Monday, July 10, 2023

BookMarks #115: Dream with Your Eyes Open

Title: Dream with Your Eyes Open: An Entrepreneurial Journey
Author: Ronnie Screwvala
Genre: Non-fiction, Memoirs, Entrepreneurship
Published: 2016

BookMarks
“Dream with Your Eyes Open” is not exactly an autobiography but more of a collection of lessons learnt in what goes in making a successful entrepreneur. The book narrates the author’s learnings from his various ventures starting from his childhood, like selling balcony seats at his family home to get a glimpse of the stars at a premiere, starting a theatre group, a toothbrush production company and multiple ventures into the media space! And all along he passes on the learnings he has acquired from his experiences from the struggles, the success and most importantly the failures.

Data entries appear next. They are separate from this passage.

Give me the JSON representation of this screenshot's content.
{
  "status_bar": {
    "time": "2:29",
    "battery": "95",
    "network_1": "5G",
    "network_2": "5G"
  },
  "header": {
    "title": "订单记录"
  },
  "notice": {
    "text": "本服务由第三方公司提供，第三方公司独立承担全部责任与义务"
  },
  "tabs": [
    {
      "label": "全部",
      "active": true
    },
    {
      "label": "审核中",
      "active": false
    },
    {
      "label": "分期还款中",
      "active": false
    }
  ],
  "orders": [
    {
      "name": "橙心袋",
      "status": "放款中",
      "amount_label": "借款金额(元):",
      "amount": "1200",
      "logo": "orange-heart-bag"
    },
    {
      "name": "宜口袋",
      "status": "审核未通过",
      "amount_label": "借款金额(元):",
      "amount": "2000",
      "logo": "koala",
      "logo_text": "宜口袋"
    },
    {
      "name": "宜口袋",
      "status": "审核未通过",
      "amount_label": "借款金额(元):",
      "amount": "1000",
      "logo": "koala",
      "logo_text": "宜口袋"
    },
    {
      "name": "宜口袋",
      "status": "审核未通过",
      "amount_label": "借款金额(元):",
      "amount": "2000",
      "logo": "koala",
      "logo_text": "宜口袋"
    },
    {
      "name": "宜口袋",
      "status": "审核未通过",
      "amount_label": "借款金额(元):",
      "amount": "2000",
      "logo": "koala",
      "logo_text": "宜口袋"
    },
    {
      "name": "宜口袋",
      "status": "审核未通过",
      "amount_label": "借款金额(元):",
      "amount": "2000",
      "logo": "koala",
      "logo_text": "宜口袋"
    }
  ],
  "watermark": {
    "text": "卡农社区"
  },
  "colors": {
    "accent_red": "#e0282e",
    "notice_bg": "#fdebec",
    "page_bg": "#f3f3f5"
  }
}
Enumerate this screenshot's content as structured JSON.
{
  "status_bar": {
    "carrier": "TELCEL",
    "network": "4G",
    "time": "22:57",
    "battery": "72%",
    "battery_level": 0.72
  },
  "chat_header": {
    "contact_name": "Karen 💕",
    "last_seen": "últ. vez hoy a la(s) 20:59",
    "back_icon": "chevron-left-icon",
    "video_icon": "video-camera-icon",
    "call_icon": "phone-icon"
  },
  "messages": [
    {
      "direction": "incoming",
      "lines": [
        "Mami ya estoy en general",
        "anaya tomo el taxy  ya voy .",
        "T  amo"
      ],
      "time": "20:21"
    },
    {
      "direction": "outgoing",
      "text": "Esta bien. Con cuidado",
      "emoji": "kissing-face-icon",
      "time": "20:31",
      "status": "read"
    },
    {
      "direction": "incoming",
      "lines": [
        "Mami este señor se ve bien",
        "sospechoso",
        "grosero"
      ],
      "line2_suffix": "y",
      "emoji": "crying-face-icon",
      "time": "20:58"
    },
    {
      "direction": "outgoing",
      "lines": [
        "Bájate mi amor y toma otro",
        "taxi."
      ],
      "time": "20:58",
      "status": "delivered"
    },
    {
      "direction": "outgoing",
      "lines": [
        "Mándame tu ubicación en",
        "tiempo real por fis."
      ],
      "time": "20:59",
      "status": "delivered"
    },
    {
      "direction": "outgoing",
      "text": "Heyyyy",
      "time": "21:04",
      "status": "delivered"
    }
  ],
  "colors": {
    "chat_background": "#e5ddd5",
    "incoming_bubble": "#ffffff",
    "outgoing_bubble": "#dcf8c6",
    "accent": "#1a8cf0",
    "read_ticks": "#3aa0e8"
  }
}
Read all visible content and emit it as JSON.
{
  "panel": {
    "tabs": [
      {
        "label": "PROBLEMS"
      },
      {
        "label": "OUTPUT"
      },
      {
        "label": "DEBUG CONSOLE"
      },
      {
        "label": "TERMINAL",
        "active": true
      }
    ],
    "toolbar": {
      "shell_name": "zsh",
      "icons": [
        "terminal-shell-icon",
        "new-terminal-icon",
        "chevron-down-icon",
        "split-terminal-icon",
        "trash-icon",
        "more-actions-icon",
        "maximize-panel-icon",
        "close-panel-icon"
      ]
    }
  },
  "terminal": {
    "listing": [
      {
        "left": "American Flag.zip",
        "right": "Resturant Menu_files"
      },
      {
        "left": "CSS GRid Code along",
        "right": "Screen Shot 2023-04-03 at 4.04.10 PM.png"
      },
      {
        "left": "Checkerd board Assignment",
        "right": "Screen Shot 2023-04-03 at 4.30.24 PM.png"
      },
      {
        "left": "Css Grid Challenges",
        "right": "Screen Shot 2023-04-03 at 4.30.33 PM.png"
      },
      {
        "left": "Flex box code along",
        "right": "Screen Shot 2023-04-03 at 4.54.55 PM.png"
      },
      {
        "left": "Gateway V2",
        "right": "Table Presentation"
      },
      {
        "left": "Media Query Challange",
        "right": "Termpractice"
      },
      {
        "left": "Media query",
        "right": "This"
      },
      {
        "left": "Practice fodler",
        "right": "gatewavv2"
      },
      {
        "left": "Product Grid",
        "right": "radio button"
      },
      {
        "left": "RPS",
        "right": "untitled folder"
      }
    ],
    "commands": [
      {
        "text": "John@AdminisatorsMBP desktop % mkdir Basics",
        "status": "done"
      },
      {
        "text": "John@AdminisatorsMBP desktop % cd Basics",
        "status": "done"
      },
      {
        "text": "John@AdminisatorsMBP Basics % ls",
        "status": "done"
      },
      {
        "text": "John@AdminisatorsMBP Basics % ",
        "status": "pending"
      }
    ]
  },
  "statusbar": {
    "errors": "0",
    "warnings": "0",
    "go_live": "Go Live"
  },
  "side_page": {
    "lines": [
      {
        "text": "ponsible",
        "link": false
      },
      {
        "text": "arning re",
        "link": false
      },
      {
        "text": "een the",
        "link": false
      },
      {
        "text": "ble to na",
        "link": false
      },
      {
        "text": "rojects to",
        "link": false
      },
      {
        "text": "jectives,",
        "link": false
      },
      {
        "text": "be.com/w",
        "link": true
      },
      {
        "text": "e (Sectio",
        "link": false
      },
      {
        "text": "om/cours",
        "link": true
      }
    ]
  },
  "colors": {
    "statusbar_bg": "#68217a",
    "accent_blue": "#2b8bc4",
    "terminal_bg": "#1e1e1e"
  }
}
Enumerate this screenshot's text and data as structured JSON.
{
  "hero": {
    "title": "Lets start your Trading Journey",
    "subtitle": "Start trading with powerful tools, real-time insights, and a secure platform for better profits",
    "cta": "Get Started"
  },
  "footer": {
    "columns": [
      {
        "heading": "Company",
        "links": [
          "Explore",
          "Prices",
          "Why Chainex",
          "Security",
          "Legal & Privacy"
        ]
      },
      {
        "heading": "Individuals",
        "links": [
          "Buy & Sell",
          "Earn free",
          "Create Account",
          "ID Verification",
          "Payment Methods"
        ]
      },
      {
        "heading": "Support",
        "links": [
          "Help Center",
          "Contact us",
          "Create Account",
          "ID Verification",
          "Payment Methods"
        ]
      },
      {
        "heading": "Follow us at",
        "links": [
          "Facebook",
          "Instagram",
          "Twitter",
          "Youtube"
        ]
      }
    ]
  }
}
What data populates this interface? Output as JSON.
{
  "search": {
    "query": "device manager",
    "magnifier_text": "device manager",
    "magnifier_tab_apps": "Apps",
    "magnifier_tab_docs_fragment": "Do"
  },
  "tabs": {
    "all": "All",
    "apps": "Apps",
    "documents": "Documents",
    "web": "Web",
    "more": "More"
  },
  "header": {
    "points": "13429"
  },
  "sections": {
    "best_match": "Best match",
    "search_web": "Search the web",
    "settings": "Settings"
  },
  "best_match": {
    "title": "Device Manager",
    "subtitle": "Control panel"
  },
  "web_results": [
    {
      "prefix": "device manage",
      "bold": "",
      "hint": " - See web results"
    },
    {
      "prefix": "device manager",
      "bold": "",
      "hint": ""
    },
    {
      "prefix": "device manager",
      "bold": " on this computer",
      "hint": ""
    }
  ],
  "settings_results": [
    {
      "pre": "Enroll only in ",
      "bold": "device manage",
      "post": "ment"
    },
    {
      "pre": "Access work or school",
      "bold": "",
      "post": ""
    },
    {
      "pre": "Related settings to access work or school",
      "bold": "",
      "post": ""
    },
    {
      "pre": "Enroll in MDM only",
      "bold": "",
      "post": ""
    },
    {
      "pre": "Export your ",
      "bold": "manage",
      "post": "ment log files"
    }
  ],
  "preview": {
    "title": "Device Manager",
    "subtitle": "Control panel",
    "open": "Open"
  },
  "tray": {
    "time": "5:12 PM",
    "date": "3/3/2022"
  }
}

Here are a few nuggets taken from the book about entrepreneurship
  • Entrepreneurship is a journey, not an outing.
  • Entrepreneurship is about living life on your own terms.
  • Dream huge and dream with your eyes open
  • Risk means pushing the envelope when others want to take the safe route, and caring more about potential rewards than possible losses.
  • As long as you have the hunger to succeed, innate confidence in yourself and in your abilities, the guts and conviction to take sensible risks and a can-do attitude, you will prevail.
  • Entrepreneurship isn’t for everyone.
  • Entrepreneurship in a nutshell: action and reaction; understanding, confronting and transcending fear; working, disrupting and succeeding; trying and failing. And then laughing about it all later, while absorbing lasting life lessons.
  • When you start from scratch, you’ve got nothing to lose.
  • Deep knowledge comes from doing.
  • Authenticity is at the heart of effective communication.
  • The importance of acquiring domain knowledge—or at least the ability to ask the right questions if you want to succeed in a new initiative at scale.
  • Failure is inevitable. One of the hardest and most enduring lessons everyone in business learns is that not all great ideas succeed. Plan for failure. Embrace failure. But understand that failure is a comma, not a full stop.
  • Failure can be a stronger motivator than success.
  • Failure is more interesting and instructive than success.
  • You’re not answerable to anyone but yourself.
  • Level your gaze beyond the horizon. Life is too short to allow others to make you feel inadequate.
  • Do what needs doing. Figure out what went wrong and fix it.
  • Plan for success and insist on survival. To survive is to give yourself a fighting chance to succeed.
  • Luck is where preparation meets opportunity.
  • Exits are about creating value and letting go when the need and opportunity arise.
  • Focus occurs in the present.
  • Most success springs from feeling joyous and confident, believing one can accomplish almost anything—and sporting victories contribute to such euphoria. The day India wins big at the Olympics and becomes a global player in sports, we will already have become an economic superpower.
  • It's all possible.
Overall and engaging read. It also helps that the Ronnie Screwvala’s journey has already been in the public eye. So getting to know the background of these ventures makes it more interesting.